Science has discovered around 2 million types of microbes, plants, and animals on Earth, but researchers state that there must be millions of new species still waiting to be uncovered. While the most common discoveries are usually tiny insects, there are many interesting beings we're happy to finally meet. Check out these amazing new species we were introduced to in 2014!
The existence of the Atlantic Coast leopard frog (Rana Kauffeldi) as a distinct species was finally confirmed this year, more than 70 years after it was first dismissed. In 1937, ecologist Carl Kauffeld claimed that this tiny fella existed, but the scientific community disagreed, saying it's just another leopard frog, not a new species. In 2014, modern tools finally confirmed that this creature is indeed a new amphibian. What's intriguing about Rana Kauffeldi is that, instead of the usual croaking, it makes a coughing sound! Imagine strolling around a lake and suddenly hearing coughing sounds coming from the water! Spooky!

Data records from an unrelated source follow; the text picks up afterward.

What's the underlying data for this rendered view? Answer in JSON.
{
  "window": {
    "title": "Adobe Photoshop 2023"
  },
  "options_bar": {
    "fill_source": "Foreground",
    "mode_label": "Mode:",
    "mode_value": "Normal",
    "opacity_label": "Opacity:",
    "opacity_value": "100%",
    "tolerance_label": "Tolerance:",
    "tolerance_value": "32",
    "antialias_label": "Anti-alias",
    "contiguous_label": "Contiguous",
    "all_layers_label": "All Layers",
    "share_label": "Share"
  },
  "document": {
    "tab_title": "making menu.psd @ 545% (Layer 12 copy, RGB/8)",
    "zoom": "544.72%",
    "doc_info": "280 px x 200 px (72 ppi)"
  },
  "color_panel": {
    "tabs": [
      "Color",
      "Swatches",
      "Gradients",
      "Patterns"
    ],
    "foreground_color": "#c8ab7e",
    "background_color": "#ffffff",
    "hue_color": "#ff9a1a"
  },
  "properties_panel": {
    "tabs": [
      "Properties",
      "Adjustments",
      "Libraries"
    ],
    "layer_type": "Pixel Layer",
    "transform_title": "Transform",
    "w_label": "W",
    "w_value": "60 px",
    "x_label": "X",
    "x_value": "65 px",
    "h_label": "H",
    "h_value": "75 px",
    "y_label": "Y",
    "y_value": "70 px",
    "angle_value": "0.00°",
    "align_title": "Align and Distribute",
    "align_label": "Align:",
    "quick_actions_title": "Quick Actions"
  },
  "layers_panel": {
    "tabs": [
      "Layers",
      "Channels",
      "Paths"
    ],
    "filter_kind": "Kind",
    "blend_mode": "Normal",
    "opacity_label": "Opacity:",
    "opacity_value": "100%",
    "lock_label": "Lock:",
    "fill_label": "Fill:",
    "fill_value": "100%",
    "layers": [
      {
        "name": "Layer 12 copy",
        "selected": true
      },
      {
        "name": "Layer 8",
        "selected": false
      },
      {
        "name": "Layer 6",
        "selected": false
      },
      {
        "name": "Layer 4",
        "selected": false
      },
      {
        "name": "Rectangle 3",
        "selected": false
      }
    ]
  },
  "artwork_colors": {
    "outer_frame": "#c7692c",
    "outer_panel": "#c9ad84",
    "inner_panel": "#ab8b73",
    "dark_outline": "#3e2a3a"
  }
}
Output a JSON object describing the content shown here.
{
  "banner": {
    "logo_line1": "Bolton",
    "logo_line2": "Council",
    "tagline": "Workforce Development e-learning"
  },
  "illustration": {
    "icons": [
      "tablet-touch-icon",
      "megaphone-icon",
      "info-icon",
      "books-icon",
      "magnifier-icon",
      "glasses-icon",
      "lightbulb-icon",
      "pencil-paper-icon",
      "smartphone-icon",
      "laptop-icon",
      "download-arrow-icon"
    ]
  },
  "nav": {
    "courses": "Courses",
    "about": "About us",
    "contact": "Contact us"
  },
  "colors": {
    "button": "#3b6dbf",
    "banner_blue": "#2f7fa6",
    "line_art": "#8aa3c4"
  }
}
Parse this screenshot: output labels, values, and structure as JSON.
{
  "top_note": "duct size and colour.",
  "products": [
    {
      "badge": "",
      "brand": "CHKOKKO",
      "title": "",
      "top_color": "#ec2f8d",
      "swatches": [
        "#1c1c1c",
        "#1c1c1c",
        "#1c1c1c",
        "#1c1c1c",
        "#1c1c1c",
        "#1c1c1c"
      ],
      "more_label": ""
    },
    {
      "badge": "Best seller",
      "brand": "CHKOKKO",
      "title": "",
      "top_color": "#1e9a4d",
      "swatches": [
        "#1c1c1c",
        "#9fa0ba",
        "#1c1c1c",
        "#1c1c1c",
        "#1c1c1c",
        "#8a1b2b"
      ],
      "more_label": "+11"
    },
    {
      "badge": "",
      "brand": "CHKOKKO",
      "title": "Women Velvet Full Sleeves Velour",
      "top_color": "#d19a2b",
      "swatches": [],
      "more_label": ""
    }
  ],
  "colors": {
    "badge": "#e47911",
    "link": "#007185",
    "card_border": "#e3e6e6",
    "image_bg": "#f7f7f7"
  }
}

P. Hordiesi was found hidden away in the depths of magical Madagascar a few years ago, but was confirmed as a new species only in 2014. A master of disguise, this cute little thing blended perfectly in its habitat while skillfully climbing on the ruins and rocks of an old fort, where a team of scientists spotted it. Unfortunately, although we've just met P. Hordiesis, it is already proposed to be listed as a critically endangered species.
This little guy looks so beautiful and so bloody terrifying at the same time! Maratus Pardus is a newly discovered species of peacock spider found in Western Australia – of course, where else?
Hi there, beautiful! Gramastacus Lacus is a new species of freshwater crayfish found this spring in… Australia, again! Populations can typically be found in ephemeral wetlands such as small swamps and creeks, and they burrow during the dry season to survive. Since the southeastern coastline of Australia is quickly developing, scientists recommended keeping the crayfish under observation, to find out more about their conservation status.
It's rare nowadays for scientists to identify new species of mammals – especially when we're talking about one that can grow over 8 ft. long. But it happened this year. They named a new cetacean, namely the Australian humpback dolphin (or S. Sahulensis). It's not that this beautiful creature has been hiding or living in remote waters, but rather that the species has been misclassified and lumped in with other "cousins" until recently. Due to its now clearly different genetics, skeletal structure and habitat, the Australian humpback dolphin has finally been classified as a new species.
An international team of researchers has discovered a new jumping shrew species in Namibia: Macroscelides Micus (the Etendeka round-eared sengi). Look at this cute little thing! It is the smallest known species belonging to the order Macroscelidea, and you won't believe who it's related to. I won't keep you waiting: it's the elephant!
Tuco-tucos are some cute little South American rodents pretty similar with gophers. This year, scientists have discovered in Bolivia not one, but 4 new Tuco-tuco species! The mountainous habitat these mammals live in has created a geographical isolation that promoted the development of different characteristics within the populations, leading to the appearance of new species.
What do you think about these newly discovered animals? Which one do you find the most amazing?